# Pequeñas dudas con Amplificador TDA



## chipko (Mar 7, 2008)

Hola a todos hace algun tiempo os pedi consejo para hacer un amplificador, ahora con ayuda de mi primo ya lo tengo, y lo queria conectar a unos altavoces de coche, ahora que tengo todas o casi todas las piezas necesarias para mi puzzle me ha surgido varias dudas, que espero que me podais ayudar a resolver, ya que a priori, creo q son sencillas, lo que pasa q soy novato y algo ignorante en este tema. mi dudas:
- que salida tiene el amplificador? Es un TDA creo q 2002 o 2003
- Tengo 2 altavoces de 4 om como deberia conectarlos? en serie o paralelo? 
- Puede servirme como fuente de alimentacion del amplificador un transformador de 12V de un modem viejo?
- Debo alejar la fuente de alimentacion del amplificador o los altavoces? puede haber interferencias o distorsiones si pongo algun componente demasiado cerca de otro?

Muchas gracias de antemano


----------



## JV (Mar 8, 2008)

Veamos:

*- que salida tiene el amplificador? Es un TDA creo q 2002 o 2003*
No entiendo cual es tu duda.

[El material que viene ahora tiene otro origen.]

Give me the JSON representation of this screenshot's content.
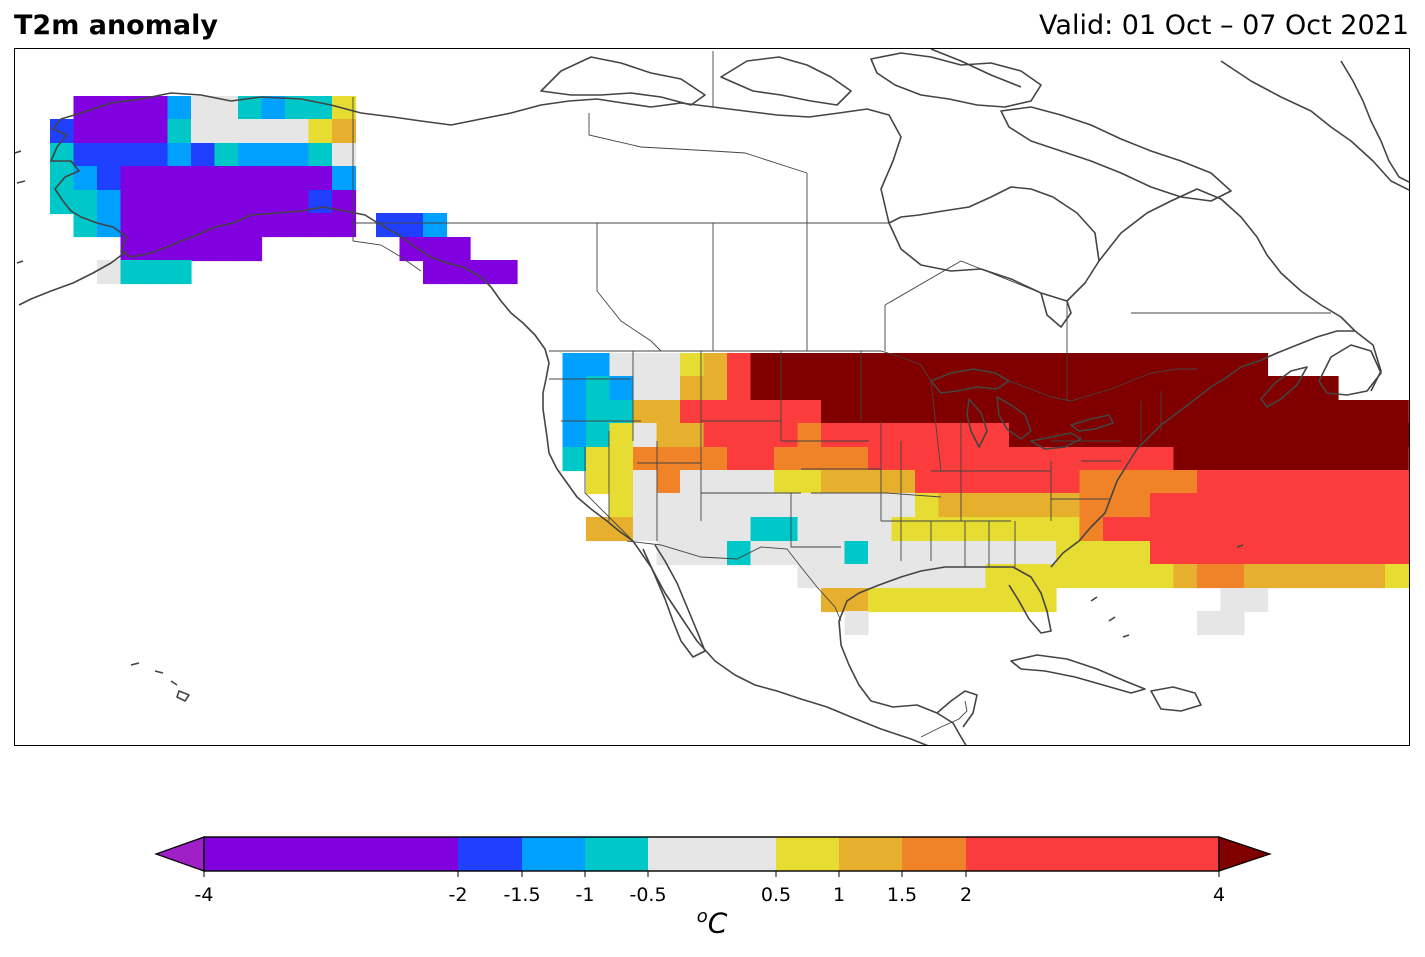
{
  "header": {
    "title": "T2m anomaly",
    "valid": "Valid: 01 Oct – 07 Oct 2021"
  },
  "colorbar": {
    "unit_prefix": "o",
    "unit_main": "C",
    "ticks": [
      "-4",
      "-2",
      "-1.5",
      "-1",
      "-0.5",
      "0.5",
      "1",
      "1.5",
      "2",
      "4"
    ],
    "levels": [
      {
        "from": -4,
        "to": -2,
        "color": "#8000e0"
      },
      {
        "from": -2,
        "to": -1.5,
        "color": "#2040ff"
      },
      {
        "from": -1.5,
        "to": -1,
        "color": "#00a0ff"
      },
      {
        "from": -1,
        "to": -0.5,
        "color": "#00c8c8"
      },
      {
        "from": -0.5,
        "to": 0.5,
        "color": "#e6e6e6"
      },
      {
        "from": 0.5,
        "to": 1,
        "color": "#e6dc32"
      },
      {
        "from": 1,
        "to": 1.5,
        "color": "#e6af2d"
      },
      {
        "from": 1.5,
        "to": 2,
        "color": "#f08228"
      },
      {
        "from": 2,
        "to": 4,
        "color": "#fa3c3c"
      }
    ],
    "under_color": "#a020c8",
    "over_color": "#800000"
  },
  "map": {
    "region": "North America",
    "projection": "Plate Carree",
    "coastline_color": "#444444"
  }
}
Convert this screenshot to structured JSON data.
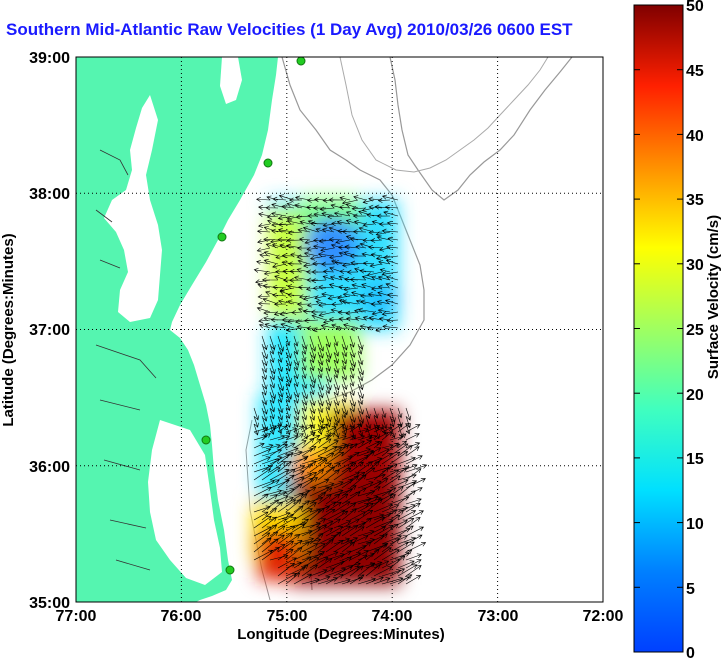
{
  "chart_data": {
    "type": "heatmap",
    "title": "Southern Mid-Atlantic Raw Velocities (1 Day Avg) 2010/03/26 0600 EST",
    "xlabel": "Longitude (Degrees:Minutes)",
    "ylabel": "Latitude (Degrees:Minutes)",
    "xlim": [
      -77,
      -72
    ],
    "ylim": [
      35,
      39
    ],
    "x_ticks": [
      "77:00",
      "76:00",
      "75:00",
      "74:00",
      "73:00",
      "72:00"
    ],
    "y_ticks": [
      "39:00",
      "38:00",
      "37:00",
      "36:00",
      "35:00"
    ],
    "grid": "dotted",
    "colorbar": {
      "label": "Surface Velocity (cm/s)",
      "range": [
        0,
        50
      ],
      "ticks": [
        "50",
        "45",
        "40",
        "35",
        "30",
        "25",
        "20",
        "15",
        "10",
        "5",
        "0"
      ],
      "colormap": "jet"
    },
    "land_color": "#55f5b0",
    "ocean_color": "#ffffff",
    "bathymetry_color": "#999999",
    "arrow_color": "#000000",
    "velocity_field_regions": [
      {
        "region": "north-west",
        "speed_cm_s": 20
      },
      {
        "region": "north-center",
        "speed_cm_s": 5
      },
      {
        "region": "north-east",
        "speed_cm_s": 9
      },
      {
        "region": "middle",
        "speed_cm_s": 12
      },
      {
        "region": "south-west",
        "speed_cm_s": 14
      },
      {
        "region": "south-center",
        "speed_cm_s": 45
      },
      {
        "region": "south-east",
        "speed_cm_s": 48
      }
    ]
  }
}
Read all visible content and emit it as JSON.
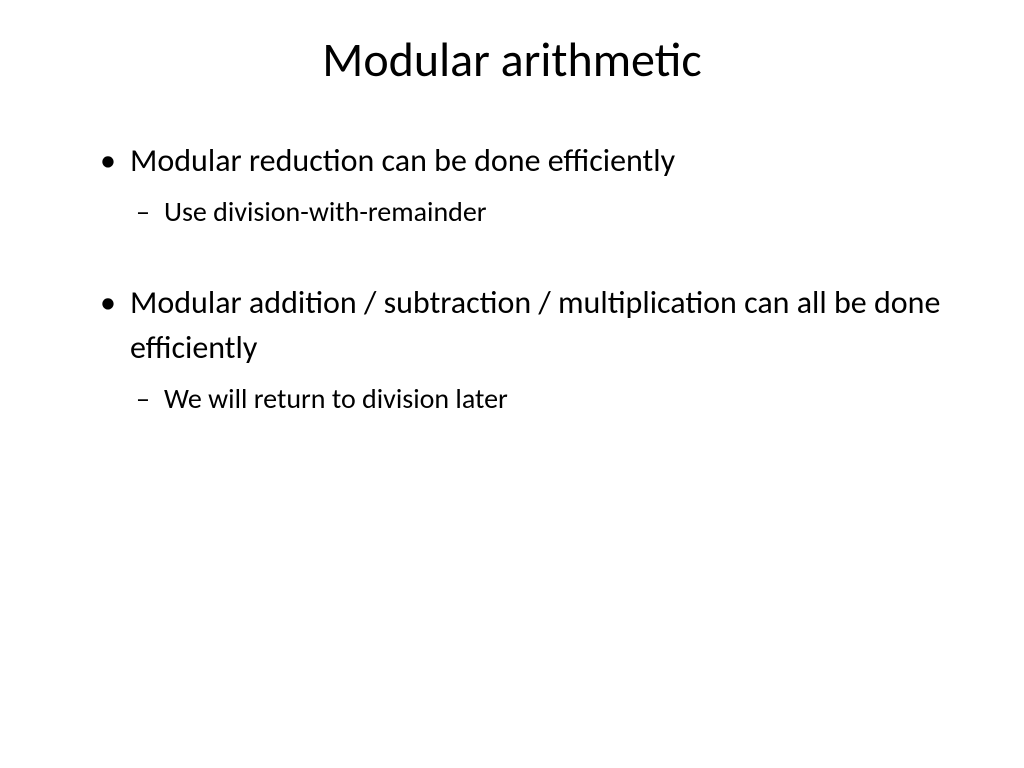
{
  "slide": {
    "title": "Modular arithmetic",
    "bullets": [
      {
        "text": "Modular reduction can be done efficiently",
        "sub": "Use division-with-remainder"
      },
      {
        "text": "Modular addition / subtraction / multiplication can all be done efficiently",
        "sub": "We will return to division later"
      }
    ]
  },
  "style": {
    "background_color": "#ffffff",
    "text_color": "#000000",
    "title_fontsize": 48,
    "bullet_fontsize": 32,
    "sub_bullet_fontsize": 28,
    "font_family": "Calibri"
  }
}
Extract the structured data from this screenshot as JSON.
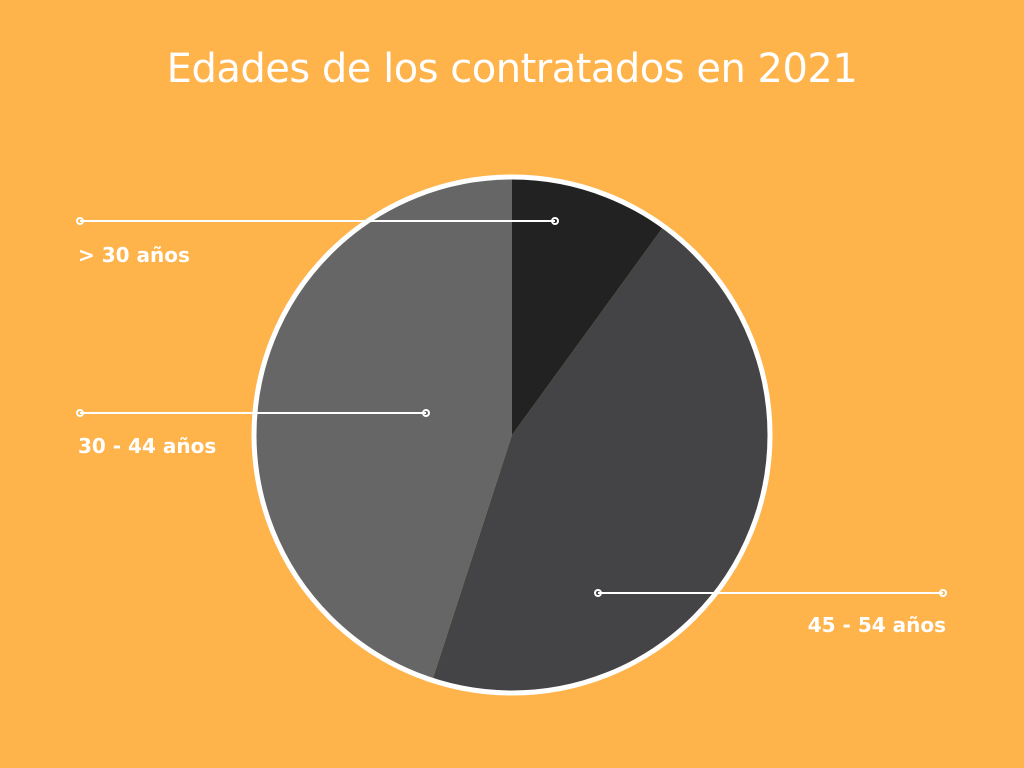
{
  "colors": {
    "background": "#FFB34B",
    "outline": "#ffffff",
    "text": "#ffffff"
  },
  "chart_data": {
    "type": "pie",
    "title": "Edades de los contratados en 2021",
    "start_angle_deg": 0,
    "direction": "clockwise",
    "slices": [
      {
        "label": "> 30 años",
        "value": 10,
        "color": "#222222"
      },
      {
        "label": "45 - 54 años",
        "value": 45,
        "color": "#444446"
      },
      {
        "label": "30 - 44 años",
        "value": 45,
        "color": "#666666"
      }
    ]
  }
}
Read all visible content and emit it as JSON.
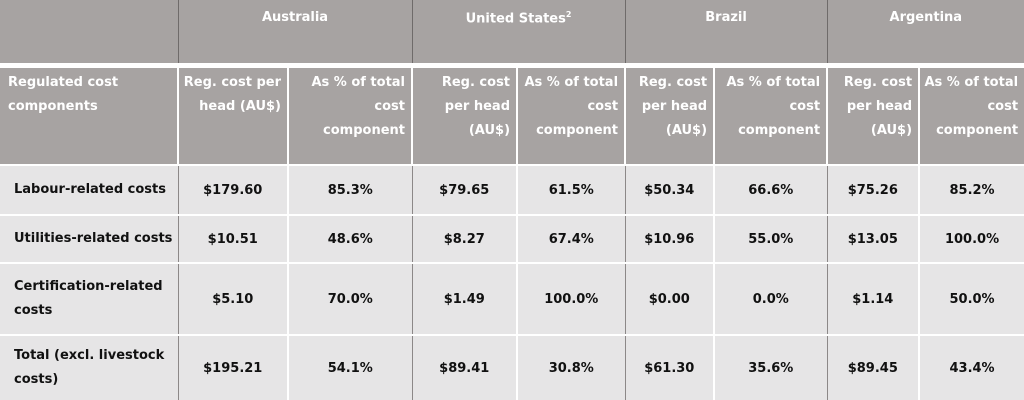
{
  "countries": [
    "Australia",
    "United States",
    "Brazil",
    "Argentina"
  ],
  "us_superscript": "2",
  "header": {
    "first": "Regulated cost components",
    "reg_cost": "Reg. cost per head (AU$)",
    "pct_total": "As % of total cost component"
  },
  "rows": [
    {
      "label": "Labour-related costs",
      "values": [
        "$179.60",
        "85.3%",
        "$79.65",
        "61.5%",
        "$50.34",
        "66.6%",
        "$75.26",
        "85.2%"
      ]
    },
    {
      "label": "Utilities-related costs",
      "values": [
        "$10.51",
        "48.6%",
        "$8.27",
        "67.4%",
        "$10.96",
        "55.0%",
        "$13.05",
        "100.0%"
      ]
    },
    {
      "label": "Certification-related costs",
      "values": [
        "$5.10",
        "70.0%",
        "$1.49",
        "100.0%",
        "$0.00",
        "0.0%",
        "$1.14",
        "50.0%"
      ]
    },
    {
      "label": "Total (excl. livestock costs)",
      "values": [
        "$195.21",
        "54.1%",
        "$89.41",
        "30.8%",
        "$61.30",
        "35.6%",
        "$89.45",
        "43.4%"
      ]
    }
  ],
  "colors": {
    "header_bg": "#a7a3a2",
    "body_bg": "#e6e5e6",
    "header_text": "#ffffff",
    "body_text": "#111111"
  }
}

Aparte deberias especificar cual de los 2 es.

*- Tengo 2 altavoces de 4 om como deberia conectarlos? en serie o paralelo?*
En paralelo vas a aprovechar mejor la potencia (en este caso).

*- Puede servirme como fuente de alimentacion del amplificador un transformador de 12V de un modem viejo?*
Para responder eso hace falta saber cuanta corriente te entrega esa fuente.

*- Debo alejar la fuente de alimentacion del amplificador o los altavoces? puede haber interferencias o distorsiones si pongo algun componente demasiado cerca de otro?*
La fuente y el amplificador estan normalmente juntos. Si hay interferencias es porque la fuente es de mala calidad.

Saludos..


----------



## quimypr (Mar 13, 2008)

chipko dijo:
			
		

> Hola a todos hace algun tiempo os pedi consejo para hacer un amplificador, ahora con ayuda de mi primo ya lo tengo, y lo queria conectar a unos altavoces de coche, ahora que tengo todas o casi todas las piezas necesarias para mi puzzle me ha surgido varias dudas, que espero que me podais ayudar a resolver, ya que a priori, creo q son sencillas, lo que pasa q soy novato y algo ignorante en este tema. mi dudas:
> - que salida tiene el amplificador? Es un TDA creo q 2002 o 2003
> - Tengo 2 altavoces de 4 om como deberia conectarlos? en serie o paralelo?
> - Puede servirme como fuente de alimentacion del amplificador un transformador de 12V de un modem viejo?
> ...



Mira, yo arme para el colegio el amplificadfor con el TDA 2002, pero el TDA 2003 no es muy diferente, incluso tiene el mismo conexionado. Con respecto a que salida tiene, supongo que quisiste poner la potencia. En casos ideales,  si es el del TDA 2002, con una alimentacion de 12V y con una carga de 4Ohms, supuestamente alcanza los 8W. Ahora no se si le podes poner los dos parlantes en paralelo, ya que la carga seria de 2Ohms, y capaz la carga le este pidiendo mas potencia al integrado que la que realmente puede dar. Me parece que mientras mas filtrada este la fuente, y mas cerca este del circuito es mejor, porque hay menos probabilidades de ruido. Co repecto a la fuente, supuestamente con una carga de 4Ohms, y a 12V necesita 1A pra funcionar a 8W, pero eso varia mucho con la señal de entrada, y la ganancia que le pongas al mismo.
Te comento que yo al circuito con el TDA2002 lo arme stereo montando dos circuitos identicos, asi que capaz te convendria armar uno probar si funciona bien, y despues podrias armar otro para conectarle el otro parlante de 4Ohms.

Espero haber aportado mi poca experiencia en esto.

Saludos


----------



## chipko (Mar 18, 2008)

Perdon por la inexactitud de los datos anteriores, el amplificador es un TDA 2003, me referia a la potencia de salida del amplificador, y teniendo en cuenta esta potencia saber cual es la mejor forma de conectar los altavoces, si en serie o en paralelo.
La fuente de alimentación que tengo es de 12V y 1,25 A ¿puede servir?
muchas gracias de nuevo


----------



## cronos (Mar 28, 2008)

la fuente si te puede servir, pero solo  para uno, porque si no mal me equivoco consumen al rededor de un ampere cad tda que este caso te da 8w, si tus altavoces son de cuatro ohms es mejor que solo le pongasa uno, ya que si los pones en paralelo lo podrias quemar, y si los pones en seria reduciria un poco la intensidad del sonido.


----------



## bono_ipn1 (Abr 2, 2008)

¿como deberia ir conectado un potenciometro para regular el volumen?, de que valor debe ser?


----------



## Dano (Abr 2, 2008)

bono_ipn1 dijo:
			
		

> ¿como deberia ir conectado un potenciometro para regular el volumen?, de que valor debe ser?



debes conectarlo a la entrada del amplificador, con un pote de 100k debería funcionar bien, usas la pata 2 y 3o1


----------



## quimypr (Abr 2, 2008)

Pones la pata del medio hacia la entrada del amplificador, una de las patas del costado a la señal, la restante la mandas a masa. Otra cosa, fijate que cuando lo conectes que quede najando la resistencia del mismo cuando lo moves hacia la derecha.


----------